Homo steinheimensis


Originalschädel und Holotypus des H. steinheimensis
Schädel des Homo steinheimensis (Nachbildung)
Gedenkstein am Fundort
Gedenksäule in der Nähe des Fundortes

Homo steinheimensis („Urmensch von Steinheim“) ist die Bezeichnung für einen fossilen Schädel, der am 24. Juli 1933 in Steinheim an der Murr in der Mitte einer 15 Meter hohen Kieswand der Sigristschen Kiesgrube von Karl Sigrist beim Kiesabbau gefunden wurde.[1] Der Schädel gehörte vermutlich einer circa 25 Jahre alten Frau, die, nach Auswertung des Schädelfundes, vor 250.000 bis 300.000 Jahren[2] möglicherweise erschlagen wurde.

Taxonomische Einordnung

Der „Urmensch von Steinheim“ ist ein Einzelfund. Die Bezeichnung Homo steinheimensis ist als bloßer Verweis auf den Fundort des Fossils zu verstehen, kennzeichnet jedoch keine Art, ist also kein Taxon. Der Schädel zeigt sowohl Merkmale des Homo heidelbergensis als auch des Neandertalers und sogar des Homo sapiens. Er wird daher von den meisten Paläoanthropologen zu Homo heidelbergensis gestellt und ist vermutlich eine Übergangsform von Homo heidelbergensis zum Neandertaler,[3] [4] wofür gelegentlich auch die Bezeichnung „Prä-Neandertaler“ benutzt wird.

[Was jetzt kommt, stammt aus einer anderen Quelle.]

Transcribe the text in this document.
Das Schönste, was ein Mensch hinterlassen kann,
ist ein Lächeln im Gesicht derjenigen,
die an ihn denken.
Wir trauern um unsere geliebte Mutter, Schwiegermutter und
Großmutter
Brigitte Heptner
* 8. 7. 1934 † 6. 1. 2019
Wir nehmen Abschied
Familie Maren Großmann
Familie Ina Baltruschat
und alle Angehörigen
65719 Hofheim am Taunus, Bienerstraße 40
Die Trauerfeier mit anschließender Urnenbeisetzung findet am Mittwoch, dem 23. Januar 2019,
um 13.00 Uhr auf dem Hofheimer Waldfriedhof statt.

Bis in die späten 1980er-Jahre wurde das Fossil gelegentlich auch als Homo sapiens steinheimensis bezeichnet, da man seinerzeit auch den als Homo sapiens neanderthalensis bezeichneten Neandertaler als Unterart neben den modernen Menschen (Homo sapiens sapiens) stellte. Heute hingegen gehen die Paläoanthropologen davon aus, dass Neandertaler und Mensch sich unabhängig voneinander aus einem gemeinsamen Vorfahren (meist wird dieser als Homo erectus bezeichnet) entwickelten und daher als zwei eigenständige Arten anzusehen sind: Homo neanderthalensis und Homo sapiens.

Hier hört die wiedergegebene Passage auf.